Sunday, September 04, 2005

A Spicy Wedding

Mr. Tart and I have now been happily married for a month and have finally recovered from all the stress and the madness, leaving us time to play with all our new wedding presents! Interestingly enough, although we carefully evaluated what we still needed in our home and came up with some specific items (getting married in our 30s, we already had plenty of towels, appliances, and the like), most of our friends and family bypassed our registry list and came up with inventive ideas of their own--and many of them were cooking-related! Our loved ones clearly "get" that we're foodies.

Our foodie gifts included a subscription to a wine-of-the-month club, a gift certificate to a new restaurant in Boulder founded by "French Laundry" proteges, a turkey roaster, cheese paraphernalia (platters, plates, knives, labels), rice cooker, cookie jar, good knives, baking dishes, handmade serving bowls, Irish tea set, Japanese pasta bowls, and other good stuff. (The one item to which we reacted quizzically was a "carrot curler" that arrived in a "Sur la Table" gift box with no tag or card. We stared at this bright orange plastic implement for a while, wondering if we'd really ever use it. According to the directions, we can also use it for curling parsnips. Apparently every bride and groom get one gift that makes them wince or scratch their heads--this one's ours!)

Appropriately, the other two tarts found very cool stuff that we love. Melissa, who spent time in London and has a great appreciation for tea, picked out a burgundy teapot with two beautiful cups in a traditional pattern and added a tin of gourmet tea:




Take a closer look at the tin--it's called "wedding tea" and the bags are actually silky cloth pyramids with the white tea leaves inside. And in addition to the leaves, there are flowers too--rosebuds. It smells, oddly enough, like chocolate, and it's delicious. (Mr. Tart asks for it by name on most mornings now.)



Tara and Mark also found something delightful: a box of Provencal goodies from Penzeys! http://www.penzeys.com/cgi-bin/penzeys/shophome.html




Packed in this wooden crate, nestled in between bay leaves, cinnamon sticks, and nutmeg, were a pepper grinder, three vanilla beans, and about twenty jars of French herbs and spices--tarragon, herbes de Provence, thyme, lavender, and lots more. We just sat around smelling them for a long time. Now I need to figure out how to use some of the less common ones (or at least the ones I'm less familiar with, like "French Four-Spice Powder").

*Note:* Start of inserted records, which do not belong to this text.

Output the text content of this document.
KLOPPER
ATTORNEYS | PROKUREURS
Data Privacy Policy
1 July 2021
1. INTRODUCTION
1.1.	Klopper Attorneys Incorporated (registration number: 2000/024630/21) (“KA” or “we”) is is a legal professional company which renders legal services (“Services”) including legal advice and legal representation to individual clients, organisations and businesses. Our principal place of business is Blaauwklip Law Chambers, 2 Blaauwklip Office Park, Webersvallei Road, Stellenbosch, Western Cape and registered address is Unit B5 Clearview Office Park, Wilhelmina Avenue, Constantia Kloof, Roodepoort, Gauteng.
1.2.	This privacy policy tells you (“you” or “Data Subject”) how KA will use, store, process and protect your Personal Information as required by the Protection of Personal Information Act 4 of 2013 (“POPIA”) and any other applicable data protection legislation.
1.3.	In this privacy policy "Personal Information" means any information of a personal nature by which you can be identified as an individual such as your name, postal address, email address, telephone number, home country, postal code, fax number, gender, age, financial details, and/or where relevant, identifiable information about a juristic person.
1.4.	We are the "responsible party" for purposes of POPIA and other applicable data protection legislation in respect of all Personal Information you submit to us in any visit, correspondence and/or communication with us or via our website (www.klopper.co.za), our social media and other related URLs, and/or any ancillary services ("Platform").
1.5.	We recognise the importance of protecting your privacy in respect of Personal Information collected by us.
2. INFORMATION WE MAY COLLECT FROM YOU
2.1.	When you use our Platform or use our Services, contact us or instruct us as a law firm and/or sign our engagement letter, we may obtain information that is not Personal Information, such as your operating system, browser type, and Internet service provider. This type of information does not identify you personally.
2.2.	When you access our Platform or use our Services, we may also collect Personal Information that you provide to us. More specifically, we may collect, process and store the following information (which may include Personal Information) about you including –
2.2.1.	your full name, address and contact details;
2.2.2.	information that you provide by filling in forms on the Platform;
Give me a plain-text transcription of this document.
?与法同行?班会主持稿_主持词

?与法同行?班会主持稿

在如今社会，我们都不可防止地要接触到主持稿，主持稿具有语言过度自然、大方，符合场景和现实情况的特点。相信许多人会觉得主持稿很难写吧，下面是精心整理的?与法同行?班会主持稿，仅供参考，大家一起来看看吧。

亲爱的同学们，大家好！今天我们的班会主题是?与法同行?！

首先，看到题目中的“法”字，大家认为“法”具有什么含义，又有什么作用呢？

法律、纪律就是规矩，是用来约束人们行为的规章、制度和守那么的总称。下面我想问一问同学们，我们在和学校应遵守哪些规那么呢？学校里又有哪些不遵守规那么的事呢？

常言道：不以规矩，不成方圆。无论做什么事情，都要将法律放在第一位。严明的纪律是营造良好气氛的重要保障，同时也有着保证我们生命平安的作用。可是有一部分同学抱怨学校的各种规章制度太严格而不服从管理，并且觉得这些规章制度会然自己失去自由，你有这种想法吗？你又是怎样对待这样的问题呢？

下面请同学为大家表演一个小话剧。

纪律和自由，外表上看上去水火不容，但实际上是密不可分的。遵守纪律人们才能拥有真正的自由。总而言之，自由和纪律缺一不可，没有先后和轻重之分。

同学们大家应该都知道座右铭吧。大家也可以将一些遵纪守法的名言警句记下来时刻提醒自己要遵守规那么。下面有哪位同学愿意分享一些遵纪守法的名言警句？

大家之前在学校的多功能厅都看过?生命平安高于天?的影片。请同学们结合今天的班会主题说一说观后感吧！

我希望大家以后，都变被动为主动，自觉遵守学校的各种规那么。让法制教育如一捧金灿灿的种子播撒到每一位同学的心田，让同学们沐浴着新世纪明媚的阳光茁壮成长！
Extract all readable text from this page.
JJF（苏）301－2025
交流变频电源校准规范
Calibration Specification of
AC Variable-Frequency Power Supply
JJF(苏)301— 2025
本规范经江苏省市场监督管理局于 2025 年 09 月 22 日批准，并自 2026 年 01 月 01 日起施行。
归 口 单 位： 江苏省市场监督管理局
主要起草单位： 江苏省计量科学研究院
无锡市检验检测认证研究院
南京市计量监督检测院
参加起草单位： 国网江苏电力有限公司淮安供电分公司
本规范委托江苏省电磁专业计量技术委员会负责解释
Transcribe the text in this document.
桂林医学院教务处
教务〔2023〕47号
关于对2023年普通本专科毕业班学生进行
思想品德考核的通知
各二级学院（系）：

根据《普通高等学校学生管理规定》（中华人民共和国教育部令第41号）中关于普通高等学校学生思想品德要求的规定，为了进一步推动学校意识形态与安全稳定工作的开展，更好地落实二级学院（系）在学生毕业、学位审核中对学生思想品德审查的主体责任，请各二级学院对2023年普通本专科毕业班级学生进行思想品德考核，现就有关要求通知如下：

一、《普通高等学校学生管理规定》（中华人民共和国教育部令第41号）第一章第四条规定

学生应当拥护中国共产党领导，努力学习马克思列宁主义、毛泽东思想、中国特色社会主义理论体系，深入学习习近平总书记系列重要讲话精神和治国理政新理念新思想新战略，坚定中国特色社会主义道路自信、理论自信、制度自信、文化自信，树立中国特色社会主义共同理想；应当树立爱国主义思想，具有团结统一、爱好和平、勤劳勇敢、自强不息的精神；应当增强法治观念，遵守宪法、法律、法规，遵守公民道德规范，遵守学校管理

Tara's gift, however, posed a problem: we now had hit herb impasse in the kitchen. In between my herbs and spices, Mr. Tart's, and the new ones, they wouldn't all fit on the allotted shelf, and we had some duplicates. Some of his spices dated back to grad school--which was over a decade ago! So I decided to do a sniff and taste test to get rid of all the dead ones, combine jars, keep all the freshest ones, and give the older ones away.



You know how most of the cooking gurus say to get ride of herbs and spices after six-twelve months because they lose their potency? After tasting a lot, I discovered that many of ours still had the flavor I associate with them. They were old, or old-ish, but still seemed like they'd do their job. Is this just a cover-up, a conspiracy by spicemakers to make us replace the jars continually? Anyway, it was much fun to play with all our jars and make room for them and start cooking with them enthusiastically. Plus the drawer where we're storing them smells so good now!

1 Comments:

Anonymous Anonymous said...

Oy! That's an impressive pile of spices on the table! No wonder an additional drawer is required.